Policy & Regulation News

21 States Have Overbilled the FFS Medicare Program

Twenty-one states have improper fee-for-service reimbursement and are overbilling the Medicare program.

By Vera Gruessner

New research from the Centers for Medicare & Medicaid Services (CMS) shows that 21 states have above average rates of overbilling the Medicare program. The Supplementary Appendices for the Medicare Fee-for-Service (FFS) Improper Payment Report illustrates that the national average for inaccurate reimbursement in 2015 was 12.1 percent, which is one of the highest amounts seen so far.

The Council for Medicare Integrity reported on the 21 states that have improper fee-for-service reimbursement and are overbilling the Medicare program, which included the states of Louisiana, Texas, Virginia, and Georgia.

Louisiana was at the top of the list with its overbilling rate hitting 19.4 percent of claims, which amounts to $1.25 billion taken from the Medicare Trust Fund.

These findings encompass the data that will be part of the CMS' 2015 Comprehensive Error Rate Testing (CERT) report.
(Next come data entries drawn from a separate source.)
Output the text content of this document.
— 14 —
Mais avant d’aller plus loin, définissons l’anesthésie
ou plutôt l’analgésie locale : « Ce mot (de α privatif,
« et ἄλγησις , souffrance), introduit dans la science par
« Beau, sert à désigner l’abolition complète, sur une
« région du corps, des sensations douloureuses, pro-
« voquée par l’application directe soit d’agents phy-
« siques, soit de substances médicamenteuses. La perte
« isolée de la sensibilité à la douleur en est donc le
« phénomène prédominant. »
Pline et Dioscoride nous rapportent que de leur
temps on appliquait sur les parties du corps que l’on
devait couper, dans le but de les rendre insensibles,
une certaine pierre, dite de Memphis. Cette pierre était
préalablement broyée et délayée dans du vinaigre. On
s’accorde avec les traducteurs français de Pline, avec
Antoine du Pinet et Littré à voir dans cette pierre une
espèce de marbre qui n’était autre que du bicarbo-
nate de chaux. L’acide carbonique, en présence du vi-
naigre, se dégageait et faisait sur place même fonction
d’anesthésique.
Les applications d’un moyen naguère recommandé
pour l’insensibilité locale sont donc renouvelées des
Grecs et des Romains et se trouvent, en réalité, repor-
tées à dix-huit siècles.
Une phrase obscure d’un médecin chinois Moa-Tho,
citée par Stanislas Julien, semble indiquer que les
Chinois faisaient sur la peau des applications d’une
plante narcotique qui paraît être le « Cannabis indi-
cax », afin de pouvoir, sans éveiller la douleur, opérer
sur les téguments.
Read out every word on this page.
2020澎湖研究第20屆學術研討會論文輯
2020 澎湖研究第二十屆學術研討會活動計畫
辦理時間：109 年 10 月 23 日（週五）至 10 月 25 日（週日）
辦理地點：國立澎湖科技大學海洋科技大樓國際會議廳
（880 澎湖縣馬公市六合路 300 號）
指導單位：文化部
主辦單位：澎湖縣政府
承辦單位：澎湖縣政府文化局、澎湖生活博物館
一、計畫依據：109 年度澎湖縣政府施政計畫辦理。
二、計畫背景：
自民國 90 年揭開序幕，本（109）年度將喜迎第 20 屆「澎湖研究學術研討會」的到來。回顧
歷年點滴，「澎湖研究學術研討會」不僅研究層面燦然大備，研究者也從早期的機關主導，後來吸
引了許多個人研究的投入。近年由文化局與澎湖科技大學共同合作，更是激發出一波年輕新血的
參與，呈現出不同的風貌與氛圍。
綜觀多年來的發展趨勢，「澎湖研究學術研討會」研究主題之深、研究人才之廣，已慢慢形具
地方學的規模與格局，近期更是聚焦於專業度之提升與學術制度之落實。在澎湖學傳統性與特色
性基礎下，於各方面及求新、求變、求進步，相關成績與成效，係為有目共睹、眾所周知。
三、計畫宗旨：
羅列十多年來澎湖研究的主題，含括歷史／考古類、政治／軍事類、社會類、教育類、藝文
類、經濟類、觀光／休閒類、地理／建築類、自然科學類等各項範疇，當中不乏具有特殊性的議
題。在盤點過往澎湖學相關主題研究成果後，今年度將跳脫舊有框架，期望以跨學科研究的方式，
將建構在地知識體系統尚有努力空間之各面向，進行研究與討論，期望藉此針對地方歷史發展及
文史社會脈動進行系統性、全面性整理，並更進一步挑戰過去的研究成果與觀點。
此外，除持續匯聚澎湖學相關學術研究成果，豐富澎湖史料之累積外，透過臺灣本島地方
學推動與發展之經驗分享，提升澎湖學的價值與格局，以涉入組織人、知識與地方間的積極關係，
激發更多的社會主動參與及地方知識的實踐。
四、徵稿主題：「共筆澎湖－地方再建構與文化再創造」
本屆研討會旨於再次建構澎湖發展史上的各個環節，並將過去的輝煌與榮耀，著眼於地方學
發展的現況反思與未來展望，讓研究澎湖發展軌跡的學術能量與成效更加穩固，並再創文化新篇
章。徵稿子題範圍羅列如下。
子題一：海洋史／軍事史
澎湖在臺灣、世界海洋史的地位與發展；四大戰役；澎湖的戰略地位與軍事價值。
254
The CERT initiative Looks at a random sampling of claims to determine whether reimbursement was completed appropriately including following all coding and billing rules as well as analyzing whether overbilling occurred.

“This shocking list shows that it is not just one or two states that are responsible for the high average of improper payments nationwide; but in fact, overbilling is rampant all across the country,” Kristin Walter, spokesperson for the Council for Medicare Integrity, stated in a press release from the organization.

Over the last five years, the Medicare fee-for-service rate for improper payments rose from 8.6 percent to 12.1 percent. This rise amounts to a total loss of $40 billion every year. The Congressional Budget Office (CBO) and the Medicare Trustees have stated in reports that the Medicare program will actually be bankrupt by the year 2030.

If the Medicare program goes bankrupt, a total of 55 million Americans will lose their healthcare coverage and will no longer be able to rely on this public insurance option for their medical care access.

“I believe that if we do not prevent Medicare from going bankrupt, it will go bankrupt. And that will be bad for everybody,” House Speaker Paul Ryan (R-WI) stated in an interview.

The healthcare industry will need to work with the federal government and CMS to ensure that proper medical billing occurs and the Medicare program can be saved. In 2009, the the Recovery Audit Contractor (RAC) Program was created to decrease wasteful spending throughout the Medicare program and CMS.

The Recovery Audit Contractor Program was meant to find and recover fee-for-service payments that were incorrectly reimbursed to healthcare providers, but research shows that it has only reviewed about 2 percent of all claims submitted. Since many medical associations warned of undue burden due to these recovery strategies, the rate of review of a medical provider’s reimbursement and claims fell to just 0.5 percent.

When it comes to hospital billing, as much as 99.5 percent of all medical claims after payment are not reviewed or verified for accuracy. However, when the Recovery Audit Contractor Program was operating at its top levels, Chairman and Ranking Member on the U.S. Senate Special Committee on Aging Senator Claire McCaskill (D-MO) clarified that the initiative brought back $10 billion for the Medicare program. McCaskill also stated that this helped Medicare by “extending its life by two years.”

Due to the rising costs of healthcare and the issues surrounding the potential for bankruptcy within the Medicare program, it is understandable why CMS is making a variety of reforms aimed at cutting healthcare spending and strengthening patient health outcomes.

For example, on April 1, CMS launched its Comprehensive Care for Joint Replacement Model (CJR), which utilizes bundled payments for hip or knee replacement surgeries and ensures providers are paid for an episode of care instead of for every service completed such as in fee-for-service reimbursement models.

“In 2014, more than 400,000 Medicare beneficiaries received a hip or knee replacement, costing more than $7 billion for the hospitalizations alone,” Patrick Conway, CMS Principal Deputy Administrator and Chief Medical Officer, wrote in a public statement. “Despite the high volume of these surgeries, quality and costs of care for these hip and knee replacement surgeries still vary greatly among providers. For instance, the rate of complications, like infections or implant failures, after surgery can be more than three times higher for procedures performed at some hospitals than at others.”

“The model aligns with what matters to beneficiaries—better outcomes for a whole episode of care. The model includes patient-reported outcomes after surgery and incentivizes better care coordination.”